Loris ci ha lasciato totale libertà di azione nella realizzazione del disco, registrato anche con il supporto di due musicisti ospiti che ci hanno aiutati ad ampliare la nostra tavolozza sonora: Giulio Dalla Mora al sax tenore in “Impasse” e “Apofis” e Mauro Spinazzè al violino in “Tornerò”. Giulio è un bravissimo jazzista e collabora anche con un gruppo reggae, gli Anima Caribe, mentre Mauro è un violinista che gira il mondo eseguendo un repertorio barocco. Nonostante vengano da esperienze musicali differenti, si sono calati alla perfezione nel nostro mondo creativo, interpretando in maniera eccellente le nostre indicazioni.

“Illusioni” è stato registrato a fine febbraio 2017 e principalmente in presa diretta al Teatro delle Voci a Treviso, uno dei più grandi studi d’Europa, mentre il violino è stato ripreso allo Stardust Studio di Villorba (TV).
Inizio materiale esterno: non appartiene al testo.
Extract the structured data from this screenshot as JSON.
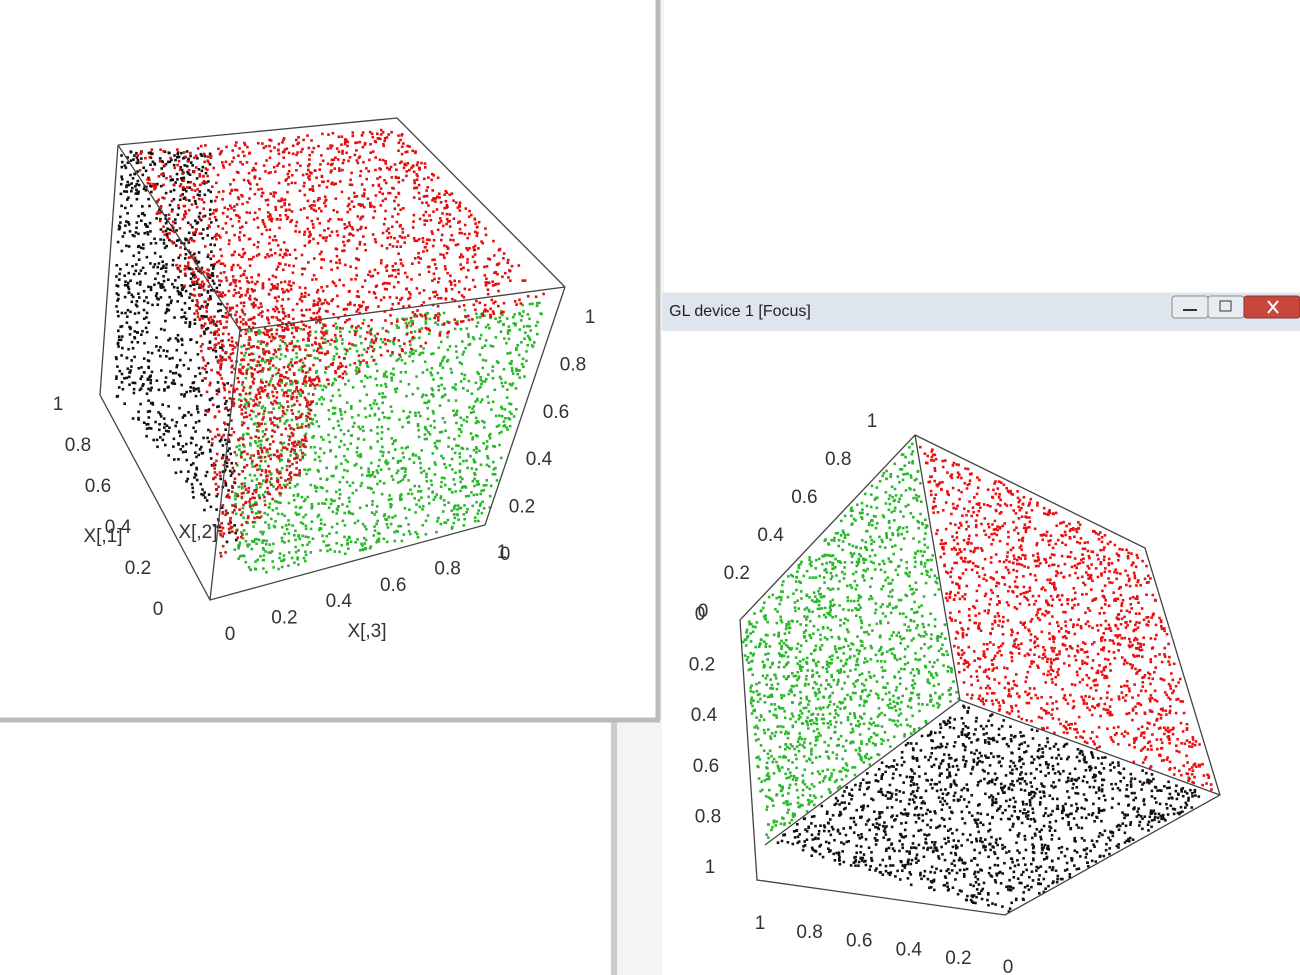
{
  "left_window": {
    "axes": [
      {
        "label": "X[,1]",
        "ticks": [
          1,
          0.8,
          0.6,
          0.4,
          0.2,
          0
        ]
      },
      {
        "label": "X[,2]",
        "ticks": [
          1,
          0.8,
          0.6,
          0.4,
          0.2,
          0
        ]
      },
      {
        "label": "X[,3]",
        "ticks": [
          0,
          0.2,
          0.4,
          0.6,
          0.8,
          1
        ]
      }
    ]
  },
  "right_window": {
    "title": "GL device 1 [Focus]",
    "axes": [
      {
        "ticks": [
          1,
          0.8,
          0.6,
          0.4,
          0.2,
          0
        ]
      },
      {
        "ticks": [
          0,
          0.2,
          0.4,
          0.6,
          0.8,
          1
        ]
      },
      {
        "ticks": [
          1,
          0.8,
          0.6,
          0.4,
          0.2,
          0
        ]
      }
    ]
  }
}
Alcune sovraincisioni di tastiera, infine, sono state realizzate in home recording dal nostro fonico storico per le esibizioni dal vivo, e soprattutto grande amico, Roberto Zugno. I lavori in studio sono stati però seguiti da altri fonici: Francesco Dal Poz e Alberto Bonso, con quest’ultimo che ha anche eseguito la fase di mixing e di mastering dei brani. Sono due ragazzi giovani, nostri coetanei, e anche per questo abbiamo deciso di lavorare con loro: si è rivelata una scelta assolutamente vincente anche per il clima di collaborazione che si è creato nei giorni di registrazione.

La parte grafica del CD e il videoclip che ha accompagnato l’uscita del singolo “Nei colori del silenzio”, sono invece a cura di Lorenzo Giol, un giovane animatore di Pordenone. L’artwork presente nel libretto enfatizza e sviluppa il carattere di ogni brano in una collezione di tavole illustrate, un insieme di percorsi e simbolismi che guidano l’ascoltatore all’intimità artistica dell’intero lavoro. Le evoluzioni di forme e colori vogliono coniugare la percezione uditiva a quella visiva guidando nella più profonda riflessione e introspezione emotiva, in una sorta di viaggio sinestetico.

Nella sua completezza, “Illusioni” sigilla in uno scrigno eterno la musica e il pensiero di Quarto Vuoto.